Whatever relation you are to a person who was once married to one of your parents, Racquel Loring Ohlrig was to me. In Southern California, it’s such a common family tie you’d think there’d be a neat little name for it, pre-father or potential-parent. The last time I’d seen her was at the Poodle Springs bungalow her mother had given me in lieu of alimony. Thirteen or fourteen going on a hundred and eight, with a micro-halter top and frayed jean shorts, stretch of still-chubby tummy in between, honey-colored hair past the small of her back, an underlip that couldn’t stop pouting without surgery, binary star sunglasses and a leather headband with Aztec symbols. She looked like a preschooler dressed up as a squaw for a costume party, but had the vocabulary of a sailor in Tijuana and the glittery eyes of a magpie with three convictions for aggravated burglary. She’d asked for money, to gas up her boyfriend’s “sickle,” and took my television (no great loss) while I was in the atrium telephoning her mother. In parting, she scrawled “fuck you, piggy-dad” in red lipstick on a Spanish mirror. Piggy-dad, that was me. She still had prep-school penmanship, with curly-tails on her ys and a star over the i.
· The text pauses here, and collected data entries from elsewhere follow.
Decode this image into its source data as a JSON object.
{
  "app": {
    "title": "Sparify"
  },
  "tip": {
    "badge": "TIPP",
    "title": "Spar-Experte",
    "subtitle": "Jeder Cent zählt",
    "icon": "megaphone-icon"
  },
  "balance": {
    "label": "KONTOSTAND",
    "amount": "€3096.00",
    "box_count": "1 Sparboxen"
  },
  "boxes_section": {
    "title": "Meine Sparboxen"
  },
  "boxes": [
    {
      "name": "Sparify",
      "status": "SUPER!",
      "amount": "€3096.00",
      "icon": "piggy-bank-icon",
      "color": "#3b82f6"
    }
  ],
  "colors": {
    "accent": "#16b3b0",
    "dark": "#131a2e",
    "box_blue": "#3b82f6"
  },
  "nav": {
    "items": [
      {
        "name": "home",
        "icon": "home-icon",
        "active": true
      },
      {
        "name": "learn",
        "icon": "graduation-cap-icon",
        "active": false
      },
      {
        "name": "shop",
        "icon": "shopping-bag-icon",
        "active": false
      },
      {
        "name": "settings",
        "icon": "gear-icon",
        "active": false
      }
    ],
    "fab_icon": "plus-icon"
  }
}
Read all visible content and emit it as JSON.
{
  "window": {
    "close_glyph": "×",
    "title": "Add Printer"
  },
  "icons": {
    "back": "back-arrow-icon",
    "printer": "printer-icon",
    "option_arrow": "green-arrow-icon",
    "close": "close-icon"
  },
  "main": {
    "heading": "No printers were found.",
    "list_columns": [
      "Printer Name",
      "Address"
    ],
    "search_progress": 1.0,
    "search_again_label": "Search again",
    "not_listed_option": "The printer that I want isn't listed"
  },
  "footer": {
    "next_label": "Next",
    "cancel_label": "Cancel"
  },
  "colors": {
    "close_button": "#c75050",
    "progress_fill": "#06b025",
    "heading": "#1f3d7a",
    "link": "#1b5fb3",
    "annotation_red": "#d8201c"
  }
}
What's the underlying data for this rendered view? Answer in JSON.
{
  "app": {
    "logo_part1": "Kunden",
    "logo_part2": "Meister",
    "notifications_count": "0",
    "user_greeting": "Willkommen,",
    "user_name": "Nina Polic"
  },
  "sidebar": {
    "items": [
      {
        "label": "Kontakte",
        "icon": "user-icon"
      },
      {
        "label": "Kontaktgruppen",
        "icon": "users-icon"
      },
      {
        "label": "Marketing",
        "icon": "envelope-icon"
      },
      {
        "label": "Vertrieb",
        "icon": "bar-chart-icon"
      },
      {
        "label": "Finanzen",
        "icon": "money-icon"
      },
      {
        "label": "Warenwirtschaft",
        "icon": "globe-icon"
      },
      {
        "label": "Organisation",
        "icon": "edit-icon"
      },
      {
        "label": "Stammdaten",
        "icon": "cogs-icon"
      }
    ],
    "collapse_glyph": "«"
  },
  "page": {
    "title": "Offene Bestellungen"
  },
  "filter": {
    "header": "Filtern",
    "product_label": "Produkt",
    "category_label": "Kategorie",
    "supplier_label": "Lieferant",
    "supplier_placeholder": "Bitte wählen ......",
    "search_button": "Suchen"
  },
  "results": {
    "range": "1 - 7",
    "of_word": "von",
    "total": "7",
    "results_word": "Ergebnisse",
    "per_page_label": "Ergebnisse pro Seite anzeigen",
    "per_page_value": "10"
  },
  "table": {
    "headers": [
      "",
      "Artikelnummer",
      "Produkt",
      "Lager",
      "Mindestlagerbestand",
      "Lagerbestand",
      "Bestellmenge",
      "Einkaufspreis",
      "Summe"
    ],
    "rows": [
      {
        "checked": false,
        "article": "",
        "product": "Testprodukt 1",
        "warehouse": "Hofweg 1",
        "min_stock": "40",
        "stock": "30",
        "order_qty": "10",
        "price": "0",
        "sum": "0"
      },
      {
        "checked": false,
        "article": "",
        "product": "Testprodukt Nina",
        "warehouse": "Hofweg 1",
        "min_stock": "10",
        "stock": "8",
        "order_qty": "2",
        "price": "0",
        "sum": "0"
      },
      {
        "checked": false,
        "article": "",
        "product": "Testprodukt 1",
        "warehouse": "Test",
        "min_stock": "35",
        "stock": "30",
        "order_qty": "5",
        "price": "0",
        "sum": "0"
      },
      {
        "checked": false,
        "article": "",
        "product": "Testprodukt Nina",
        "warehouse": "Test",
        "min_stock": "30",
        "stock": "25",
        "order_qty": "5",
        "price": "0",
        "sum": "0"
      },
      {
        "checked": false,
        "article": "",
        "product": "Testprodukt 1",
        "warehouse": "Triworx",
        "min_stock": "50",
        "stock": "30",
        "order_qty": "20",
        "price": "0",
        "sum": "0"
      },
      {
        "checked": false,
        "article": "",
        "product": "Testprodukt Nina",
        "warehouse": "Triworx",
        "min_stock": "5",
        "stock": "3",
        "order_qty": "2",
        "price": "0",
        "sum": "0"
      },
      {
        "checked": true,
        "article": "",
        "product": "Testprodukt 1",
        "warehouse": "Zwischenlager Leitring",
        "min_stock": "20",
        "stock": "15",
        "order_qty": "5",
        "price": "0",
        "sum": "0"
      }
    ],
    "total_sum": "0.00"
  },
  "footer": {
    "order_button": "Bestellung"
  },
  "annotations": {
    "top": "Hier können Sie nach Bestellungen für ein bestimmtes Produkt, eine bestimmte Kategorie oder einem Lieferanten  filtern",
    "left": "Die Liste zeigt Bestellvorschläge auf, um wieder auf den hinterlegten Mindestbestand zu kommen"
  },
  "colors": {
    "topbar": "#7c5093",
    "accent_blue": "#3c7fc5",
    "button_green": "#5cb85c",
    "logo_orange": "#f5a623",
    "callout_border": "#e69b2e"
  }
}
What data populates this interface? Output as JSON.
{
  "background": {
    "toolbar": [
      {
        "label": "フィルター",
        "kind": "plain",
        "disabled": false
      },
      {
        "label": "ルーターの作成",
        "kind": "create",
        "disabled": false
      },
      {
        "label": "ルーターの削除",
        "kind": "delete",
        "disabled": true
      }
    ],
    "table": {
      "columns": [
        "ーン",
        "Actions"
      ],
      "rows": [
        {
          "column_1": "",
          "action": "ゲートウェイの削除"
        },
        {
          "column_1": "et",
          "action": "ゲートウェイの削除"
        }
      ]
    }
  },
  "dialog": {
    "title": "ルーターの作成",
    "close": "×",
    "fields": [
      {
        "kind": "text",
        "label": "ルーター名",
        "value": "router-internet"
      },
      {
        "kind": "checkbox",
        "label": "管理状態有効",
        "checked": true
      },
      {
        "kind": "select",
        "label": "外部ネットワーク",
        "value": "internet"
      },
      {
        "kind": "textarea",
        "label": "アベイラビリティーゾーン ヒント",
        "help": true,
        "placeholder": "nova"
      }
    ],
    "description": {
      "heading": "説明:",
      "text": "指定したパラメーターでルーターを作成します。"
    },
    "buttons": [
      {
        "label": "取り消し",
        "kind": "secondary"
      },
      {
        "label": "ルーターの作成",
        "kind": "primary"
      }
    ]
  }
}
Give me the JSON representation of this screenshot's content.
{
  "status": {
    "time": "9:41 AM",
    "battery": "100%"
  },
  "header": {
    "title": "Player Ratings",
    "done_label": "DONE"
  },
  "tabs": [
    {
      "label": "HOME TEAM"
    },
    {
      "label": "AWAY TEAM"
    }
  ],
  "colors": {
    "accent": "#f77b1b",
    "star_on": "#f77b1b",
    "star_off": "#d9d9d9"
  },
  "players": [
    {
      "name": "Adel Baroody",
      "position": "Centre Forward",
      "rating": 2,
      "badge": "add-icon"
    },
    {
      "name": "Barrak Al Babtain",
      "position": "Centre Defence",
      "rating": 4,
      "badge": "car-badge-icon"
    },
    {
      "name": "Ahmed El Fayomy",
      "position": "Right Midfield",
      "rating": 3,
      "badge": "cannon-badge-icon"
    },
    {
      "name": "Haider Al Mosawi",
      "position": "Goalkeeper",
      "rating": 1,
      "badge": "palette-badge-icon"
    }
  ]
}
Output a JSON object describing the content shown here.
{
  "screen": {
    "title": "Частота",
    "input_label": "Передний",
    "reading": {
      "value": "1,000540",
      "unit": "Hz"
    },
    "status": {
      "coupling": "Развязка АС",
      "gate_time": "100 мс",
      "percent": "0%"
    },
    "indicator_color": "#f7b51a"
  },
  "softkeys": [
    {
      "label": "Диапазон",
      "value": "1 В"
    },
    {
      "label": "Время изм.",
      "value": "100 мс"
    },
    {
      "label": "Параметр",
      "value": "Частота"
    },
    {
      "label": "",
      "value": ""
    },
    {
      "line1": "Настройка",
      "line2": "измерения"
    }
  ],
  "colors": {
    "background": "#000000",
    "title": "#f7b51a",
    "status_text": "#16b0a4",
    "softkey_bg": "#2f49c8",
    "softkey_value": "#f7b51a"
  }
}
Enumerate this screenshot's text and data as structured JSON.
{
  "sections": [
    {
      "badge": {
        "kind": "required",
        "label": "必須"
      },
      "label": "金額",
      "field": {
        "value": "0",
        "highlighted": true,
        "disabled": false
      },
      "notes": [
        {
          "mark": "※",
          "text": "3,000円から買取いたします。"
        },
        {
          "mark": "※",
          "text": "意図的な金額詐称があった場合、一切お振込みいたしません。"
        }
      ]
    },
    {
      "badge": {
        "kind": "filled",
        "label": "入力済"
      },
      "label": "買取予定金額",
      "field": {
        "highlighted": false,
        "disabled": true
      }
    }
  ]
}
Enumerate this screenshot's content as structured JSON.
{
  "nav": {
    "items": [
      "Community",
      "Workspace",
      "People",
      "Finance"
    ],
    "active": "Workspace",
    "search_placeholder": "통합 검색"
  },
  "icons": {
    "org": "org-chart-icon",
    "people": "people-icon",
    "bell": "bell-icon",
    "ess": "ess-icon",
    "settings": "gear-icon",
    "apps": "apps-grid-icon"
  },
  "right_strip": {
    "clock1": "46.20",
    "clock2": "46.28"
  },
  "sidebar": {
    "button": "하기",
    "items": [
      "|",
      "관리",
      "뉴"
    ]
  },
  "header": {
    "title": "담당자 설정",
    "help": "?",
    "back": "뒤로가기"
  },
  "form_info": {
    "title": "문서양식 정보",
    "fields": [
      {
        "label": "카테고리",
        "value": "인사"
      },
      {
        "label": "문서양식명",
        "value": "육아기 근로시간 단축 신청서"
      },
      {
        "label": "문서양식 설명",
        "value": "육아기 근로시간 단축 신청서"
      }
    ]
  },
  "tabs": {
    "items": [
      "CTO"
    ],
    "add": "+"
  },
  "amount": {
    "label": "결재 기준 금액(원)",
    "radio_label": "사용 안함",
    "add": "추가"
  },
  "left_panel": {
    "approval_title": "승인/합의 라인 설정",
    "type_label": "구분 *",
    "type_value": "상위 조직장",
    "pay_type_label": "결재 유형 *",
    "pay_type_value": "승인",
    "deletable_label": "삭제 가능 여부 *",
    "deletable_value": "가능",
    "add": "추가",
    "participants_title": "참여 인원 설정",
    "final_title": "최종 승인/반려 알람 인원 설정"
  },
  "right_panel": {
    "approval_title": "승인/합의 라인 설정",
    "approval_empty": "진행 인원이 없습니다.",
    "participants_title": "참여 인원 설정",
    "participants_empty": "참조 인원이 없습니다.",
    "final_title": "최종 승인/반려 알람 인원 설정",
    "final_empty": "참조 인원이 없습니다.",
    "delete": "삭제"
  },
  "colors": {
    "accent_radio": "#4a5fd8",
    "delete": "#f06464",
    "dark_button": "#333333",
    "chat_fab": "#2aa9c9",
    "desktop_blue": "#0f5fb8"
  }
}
Last I’d heard, the boyfriend was gone with the rest of the Wild Angels and Racquel was back with Linda, taking penicillin shots and going with someone in a rock band.
Now things were serious.
“My little girl,” Junior kept repeating, “my little girl . . . ”
He meant Racquel.
“They took her away from me,” he said. “The vipers.”
All our lives, we’ve known about the vampires, if only from books and movies. Los Angeles was the last place they were likely to settle. After all, California is famous for sunshine. Vipers would frazzle like burgers on a grill. Now, it was changing. And not just because of affordable prescription sunglasses.